High-torque and low-noise IPMSM multi-objective collaborative
optimization based on multi-layer surrogate model
Abstract
To achieve efficient and rapid optimization for high torque and low
noise permanent magnet synchronous motors, this paper proposes a
multi-layer surrogate model-based optimization method for IPMSM
(Interior Permanent Magnet Synchronous Motor) based on sensitivity
classification of structural parameters. Firstly, using a hybrid model
of “FEM + Unit Force Wave Response,” the key order electromagnetic
forces causing electromagnetic noise in various operating conditions of
the motor are obtained. Their amplitudes, along with the motor’s average
output torque and torque ripple, are taken as optimization objectives.
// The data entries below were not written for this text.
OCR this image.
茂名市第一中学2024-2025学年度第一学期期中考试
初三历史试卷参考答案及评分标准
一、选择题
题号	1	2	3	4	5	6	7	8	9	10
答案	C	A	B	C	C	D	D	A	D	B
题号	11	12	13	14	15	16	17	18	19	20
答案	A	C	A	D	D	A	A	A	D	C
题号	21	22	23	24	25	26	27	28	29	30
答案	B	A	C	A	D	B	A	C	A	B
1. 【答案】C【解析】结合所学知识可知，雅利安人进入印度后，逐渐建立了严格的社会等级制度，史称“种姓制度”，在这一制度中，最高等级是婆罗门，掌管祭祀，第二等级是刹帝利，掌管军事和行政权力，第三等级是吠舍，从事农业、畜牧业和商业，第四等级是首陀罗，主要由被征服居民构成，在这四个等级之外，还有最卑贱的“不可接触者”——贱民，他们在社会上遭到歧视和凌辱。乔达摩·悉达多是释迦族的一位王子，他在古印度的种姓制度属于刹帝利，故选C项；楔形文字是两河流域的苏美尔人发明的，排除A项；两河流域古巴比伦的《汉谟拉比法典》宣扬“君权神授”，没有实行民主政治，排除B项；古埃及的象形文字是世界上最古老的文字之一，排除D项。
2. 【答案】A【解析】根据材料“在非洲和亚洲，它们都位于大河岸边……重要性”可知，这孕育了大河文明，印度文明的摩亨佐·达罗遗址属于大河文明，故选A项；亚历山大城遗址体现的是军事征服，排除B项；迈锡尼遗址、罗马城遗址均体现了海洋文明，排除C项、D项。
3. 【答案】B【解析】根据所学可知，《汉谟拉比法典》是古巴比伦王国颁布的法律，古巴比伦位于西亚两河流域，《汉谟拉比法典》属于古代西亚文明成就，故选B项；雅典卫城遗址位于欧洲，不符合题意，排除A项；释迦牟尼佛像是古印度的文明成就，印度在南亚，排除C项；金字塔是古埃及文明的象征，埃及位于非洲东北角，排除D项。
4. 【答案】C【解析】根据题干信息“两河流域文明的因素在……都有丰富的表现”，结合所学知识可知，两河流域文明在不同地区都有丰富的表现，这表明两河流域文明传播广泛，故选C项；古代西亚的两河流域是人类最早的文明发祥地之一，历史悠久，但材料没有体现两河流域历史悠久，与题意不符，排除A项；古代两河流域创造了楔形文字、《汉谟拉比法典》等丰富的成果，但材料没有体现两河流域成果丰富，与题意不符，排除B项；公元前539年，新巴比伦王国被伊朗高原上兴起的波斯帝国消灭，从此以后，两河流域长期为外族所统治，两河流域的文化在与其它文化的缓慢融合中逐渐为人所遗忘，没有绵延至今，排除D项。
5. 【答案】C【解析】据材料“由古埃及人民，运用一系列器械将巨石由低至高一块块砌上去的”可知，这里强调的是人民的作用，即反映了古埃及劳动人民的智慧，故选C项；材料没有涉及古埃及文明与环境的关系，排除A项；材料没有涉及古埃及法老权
By analyzing the sensitivity of structural parameters using the random
forest algorithm, the selection and classification of structural
parameters are achieved. A hierarchical optimization is then performed
using a combination of a multi-island genetic algorithm, a
multi-objective particle swarm optimization algorithm, and parameterized
scanning. Compared with traditional multi-field coupled optimization
methods, this method saves computational resources while reducing
calculation time by 54.9%. After optimization, the average output
torque is increased by 34.6% compared to before optimization, the
amplitude of key order electromagnetic forces of the motor is reduced by
13.7%, and torque ripple is reduced by 67.8%.